- Born: 12 December 1789 Dublin, Ireland, UK
- Died: 7 March 1857 (aged 67) London, England, UK
- Occupation: Banker

= Robert Rundell Guinness =

British banker

Robert Rundell Guinness (12 December 1789 – 7 March 1857) was an Anglo-Irish banker, most noted for co-founding the Guinness Mahon bank in 1836.

The grandson of Dublin goldbeater Samuel Guinness (1727–1795), he is the first of the "banking line" in the Guinness family.

==Family==
Robert was the son of Richard Guinness (1755–1829), a Dublin barrister and judge, and his wife Mary Darley, descended from a well-known Dublin house-building family. He was a grand-nephew of the brewer Arthur Guinness, and the elder brother of Richard Samuel Guinness MP.
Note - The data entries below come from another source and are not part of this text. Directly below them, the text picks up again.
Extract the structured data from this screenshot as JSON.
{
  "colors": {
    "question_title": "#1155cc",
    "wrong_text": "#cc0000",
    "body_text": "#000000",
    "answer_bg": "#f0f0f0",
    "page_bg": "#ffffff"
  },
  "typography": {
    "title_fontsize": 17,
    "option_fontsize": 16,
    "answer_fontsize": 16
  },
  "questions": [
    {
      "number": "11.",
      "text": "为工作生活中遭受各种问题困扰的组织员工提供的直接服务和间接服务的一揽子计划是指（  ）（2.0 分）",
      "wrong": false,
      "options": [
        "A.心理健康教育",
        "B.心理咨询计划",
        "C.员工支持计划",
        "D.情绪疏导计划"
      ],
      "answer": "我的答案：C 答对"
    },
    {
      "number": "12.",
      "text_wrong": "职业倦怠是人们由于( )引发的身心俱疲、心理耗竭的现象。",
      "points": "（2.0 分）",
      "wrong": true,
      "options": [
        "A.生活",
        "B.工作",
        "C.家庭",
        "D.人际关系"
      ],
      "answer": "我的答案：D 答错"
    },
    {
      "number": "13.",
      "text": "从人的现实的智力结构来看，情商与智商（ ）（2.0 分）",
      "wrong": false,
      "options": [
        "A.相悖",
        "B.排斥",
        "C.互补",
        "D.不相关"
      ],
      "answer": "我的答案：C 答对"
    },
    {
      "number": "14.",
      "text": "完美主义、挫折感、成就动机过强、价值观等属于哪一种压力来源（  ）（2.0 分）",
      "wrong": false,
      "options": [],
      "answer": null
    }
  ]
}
He married firstly, Mary Anne Seymour in November 1822, who died in 1837 at their home in Stillorgan, County Dublin. She was descended from an Irish branch of the family of the Duke of Somerset. They had three children:
- Mary Catherine (1823–1905), who married Sir Samuel Ferguson
- Richard Seymour (1826–1915), a banker with Guinness Mahon from 1841, and father of Benjamin Seymour Guinness
- Henry (1829–93), a banker with Guinness Mahon from 1851

He remarried to Mary Anne Moore in June 1840, and they had 7 children, including
- Revd Robert Guinness (1841-1918)
- 6 daughters who died childless.

His grandson Henry Guinness became an Irish senator in 1922. His granddaughter Lucy Guinness was the wife of the painter Philip de László.

==Guinness Mahon==
Like his father, uncle and brother, Robert trained as a lawyer at the Kings Inns and was called to the bar in Dublin. Having run and dissolved a financial partnership with his brother Richard in 1836, he went into partnership in the same year with John Ross Mahon, principally as land agents, trading in Dublin as Guinness & Mahon; and from 1851 as Guinness Mahon & Company.

In 1854 the firm moved to premises on College Green in the centre of Dublin, increasing its banking business, and adding lines in insurance and assurance.

From his death in 1857 the banking side was further developed by his sons Richard Seymour and Henry, who went on to arrange advantageous discounting terms in 1873 with the Bank of Ireland.

==Other interests==
Guinness was elected a life member of the Royal Dublin Society from 1821, joining its botany committee in 1823-26; its economy committee in 1831-38; and its statistics committee in 1840–41.